The note, sent by an educator at Langston Hughes High School, reads: “Time is rapidly winding down! We have only 8 days before finals week. With that being said, please make sure to take note of your scholars [sic] grades. There are a couple of things I’m still adding but all grades will be set in place by the start of the next week. Most grades are in the range they will remain in due to the fact that makeup work is no longer being accepted.”
“The only thing to really help boost grades after this week is supplies. I’ve provided scholars with a list of items that can be turned in for extra credit,” the request concludes, followed by a list if items including printing paper, pencils, pens and index cards.
Many teachers, despite their modest income, frequently spend their own money on supplies due to insufficient school funding. According to USA Today, 94 percent of public school teachers stated they used personal funds to purchase supplies during the 2014-2015 school year without reimbursement. On average, teachers spend nearly $480 a year on supplies, which significantly exceeds the federal $250 tax deduction available to teachers. However, parents of students at Langston Hughes High School are wondering if this request constitutes as a bribe.
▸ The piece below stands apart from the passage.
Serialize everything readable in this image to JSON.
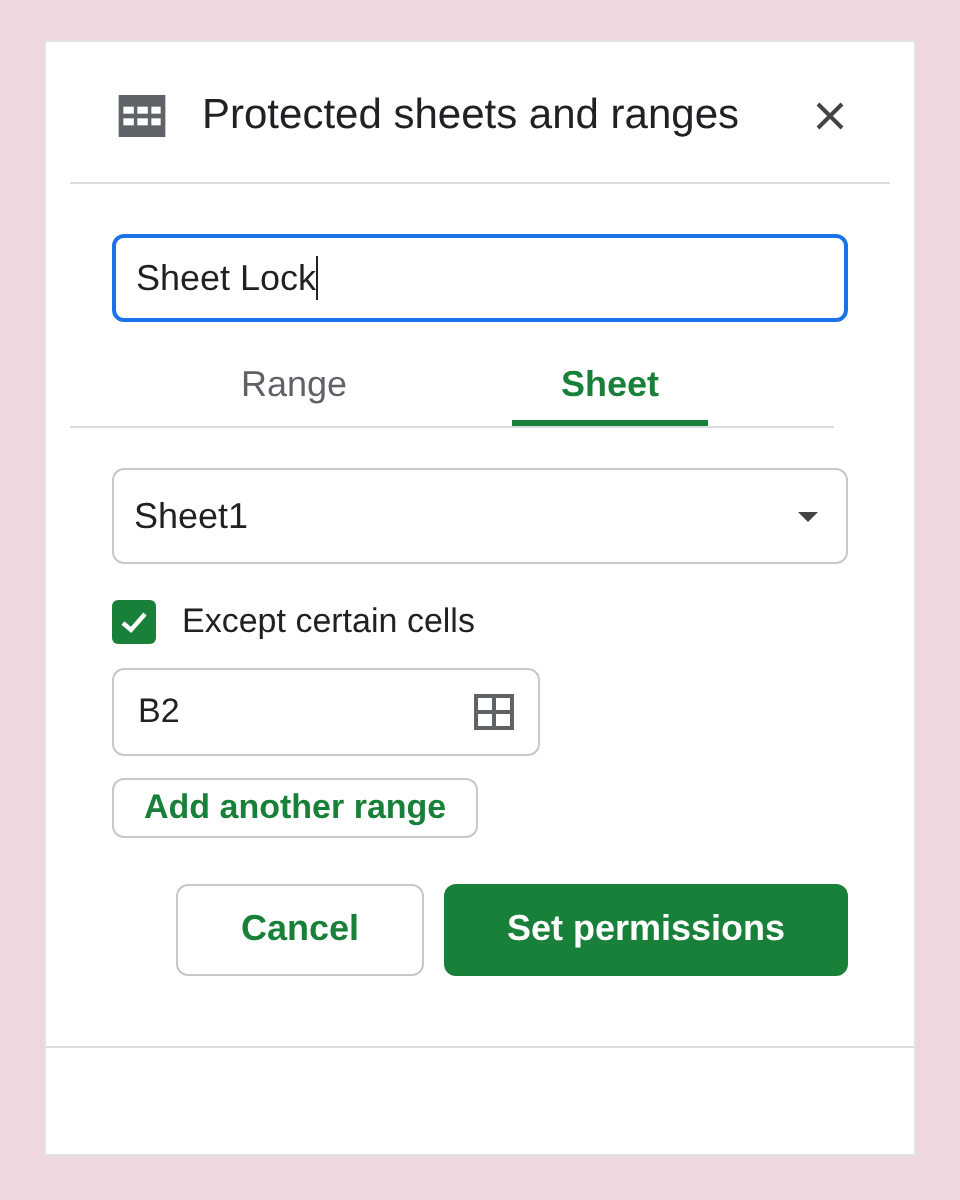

One father spoke to 11Alive explaining how he believes extra credit for providing monetary items is teaching students the wrong thing.
“I'm a convicted felon, and I went to prison for taking short cuts in life, and I refuse to allow my daughter, my son … to feel it's OK to take these short cuts because I'd never want them to go through what I went through,” Artis Brunson said. “We have to prepare our children for success, and if we're giving away stuff for things of value, then we are giving them the wrong value system."